Much like most of its GCC neighbours, Abu Dhabi has manoeuvred itself into a difficult position.
A relentless increase in demand for electricity and desalinated water has left it bereft of an adequate supply of natural gas, the feedstock for power and water generation.
The rising demand has been driven by the emirate’s desire to develop heavy industries that will help diversify the economy away from crude oil exports and create much needed jobs for local nationals.
Abu Dhabi has invested billions of dollars in the development of basic industries, such as the Emirates Aluminium (Emal) smelter in Taweelah or the Abu Dhabi Polymers Company (Borouge) petrochemicals complex in Ruwais. Both are big consumers of natural gas.
Given an adequate supply of gas, these ventures can be successful and profit-making.

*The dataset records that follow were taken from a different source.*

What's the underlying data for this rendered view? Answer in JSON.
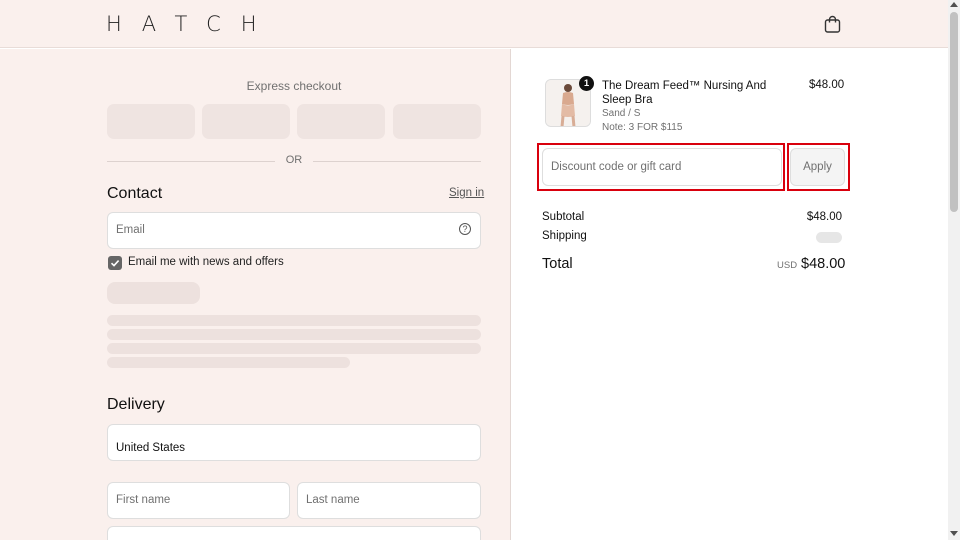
{
  "header": {
    "logo_text": "HATCH",
    "bag_icon": "shopping-bag-icon"
  },
  "checkout": {
    "express_label": "Express checkout",
    "or_text": "OR",
    "contact": {
      "title": "Contact",
      "signin_label": "Sign in",
      "email_placeholder": "Email",
      "help_icon": "question-circle-icon",
      "marketing_label": "Email me with news and offers",
      "marketing_checked": true
    },
    "delivery": {
      "title": "Delivery",
      "country_value": "United States",
      "first_name_placeholder": "First name",
      "last_name_placeholder": "Last name"
    }
  },
  "order_summary": {
    "item": {
      "quantity": "1",
      "name": "The Dream Feed™ Nursing And Sleep Bra",
      "variant": "Sand / S",
      "note": "Note: 3 FOR $115",
      "price": "$48.00"
    },
    "discount_placeholder": "Discount code or gift card",
    "apply_label": "Apply",
    "subtotal_label": "Subtotal",
    "subtotal_value": "$48.00",
    "shipping_label": "Shipping",
    "total_label": "Total",
    "total_currency": "USD",
    "total_value": "$48.00"
  },
  "colors": {
    "left_bg": "#faf0ed",
    "highlight": "#d9000d"
  }
}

But industrialisation undoubtedly adds to the strain on gas supply.
With a finite supply of gas, Abu Dhabi will have to question whether the economic diversification drive is really worth it.

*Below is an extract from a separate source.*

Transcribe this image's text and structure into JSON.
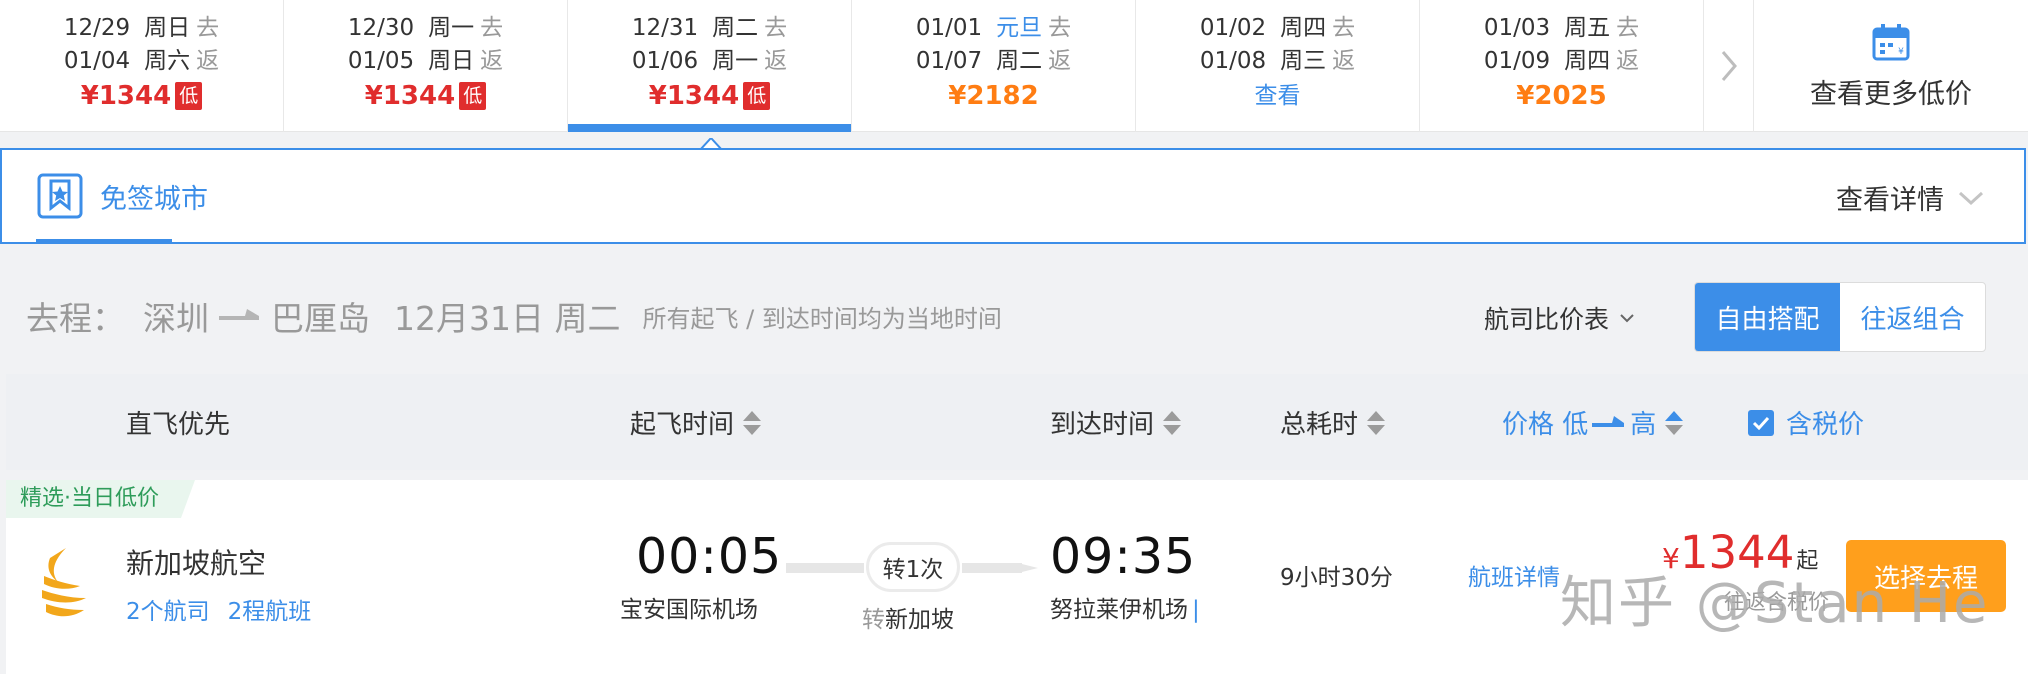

If one of the objectives is to guarantee jobs for locals, industrialisation could become a failed policy, as physically demanding work is not what nationals are normally looking for when considering a career.

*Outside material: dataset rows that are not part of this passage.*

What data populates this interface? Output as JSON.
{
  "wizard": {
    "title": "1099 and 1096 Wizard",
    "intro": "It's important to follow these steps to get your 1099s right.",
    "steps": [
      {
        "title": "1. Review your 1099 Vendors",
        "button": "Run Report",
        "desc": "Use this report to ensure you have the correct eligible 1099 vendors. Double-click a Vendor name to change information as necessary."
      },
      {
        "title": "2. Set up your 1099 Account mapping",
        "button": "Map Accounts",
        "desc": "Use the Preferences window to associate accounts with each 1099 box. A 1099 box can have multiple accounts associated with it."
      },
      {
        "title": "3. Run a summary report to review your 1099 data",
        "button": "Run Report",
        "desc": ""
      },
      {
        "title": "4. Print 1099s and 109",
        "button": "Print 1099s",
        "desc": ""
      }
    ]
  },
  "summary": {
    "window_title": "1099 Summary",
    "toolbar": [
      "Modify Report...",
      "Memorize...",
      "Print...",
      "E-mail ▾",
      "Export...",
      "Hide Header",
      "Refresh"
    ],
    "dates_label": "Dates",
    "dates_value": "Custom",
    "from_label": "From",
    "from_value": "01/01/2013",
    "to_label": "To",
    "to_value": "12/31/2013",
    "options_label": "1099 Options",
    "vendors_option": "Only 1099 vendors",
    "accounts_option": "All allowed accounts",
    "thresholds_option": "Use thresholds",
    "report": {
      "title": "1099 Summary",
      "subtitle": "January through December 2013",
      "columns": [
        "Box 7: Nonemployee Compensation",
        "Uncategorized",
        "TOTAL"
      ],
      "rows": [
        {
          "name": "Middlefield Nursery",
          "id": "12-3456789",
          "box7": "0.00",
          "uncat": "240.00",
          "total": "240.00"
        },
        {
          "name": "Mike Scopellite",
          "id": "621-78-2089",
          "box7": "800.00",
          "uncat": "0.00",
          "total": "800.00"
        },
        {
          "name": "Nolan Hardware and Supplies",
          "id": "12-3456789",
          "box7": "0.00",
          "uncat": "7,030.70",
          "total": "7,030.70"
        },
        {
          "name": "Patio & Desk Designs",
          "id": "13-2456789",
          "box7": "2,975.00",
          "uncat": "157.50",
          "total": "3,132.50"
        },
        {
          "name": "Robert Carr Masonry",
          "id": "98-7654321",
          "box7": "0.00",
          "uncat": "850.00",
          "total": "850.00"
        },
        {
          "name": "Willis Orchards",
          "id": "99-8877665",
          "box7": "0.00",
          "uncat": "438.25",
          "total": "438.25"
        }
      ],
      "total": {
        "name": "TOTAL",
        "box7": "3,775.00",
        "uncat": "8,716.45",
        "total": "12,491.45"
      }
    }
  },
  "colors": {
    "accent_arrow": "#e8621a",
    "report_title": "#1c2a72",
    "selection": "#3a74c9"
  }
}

The government might be better off investing in people and creating a knowledge-based economy, while skipping the industrialisation phase. After all, Europe’s 19th century miners would have preferred their grandchildren’s office job too.
Unlike Saudi Arabia with its population of 25 million, only about 20 per cent of the roughly 5-8 million UAE residents are nationals, and need jobs.
Abu Dhabi, in particular, could put its enormous oil wealth to use in providing education for its people, which would allow them to secure their livelihoods by providing professional services instead.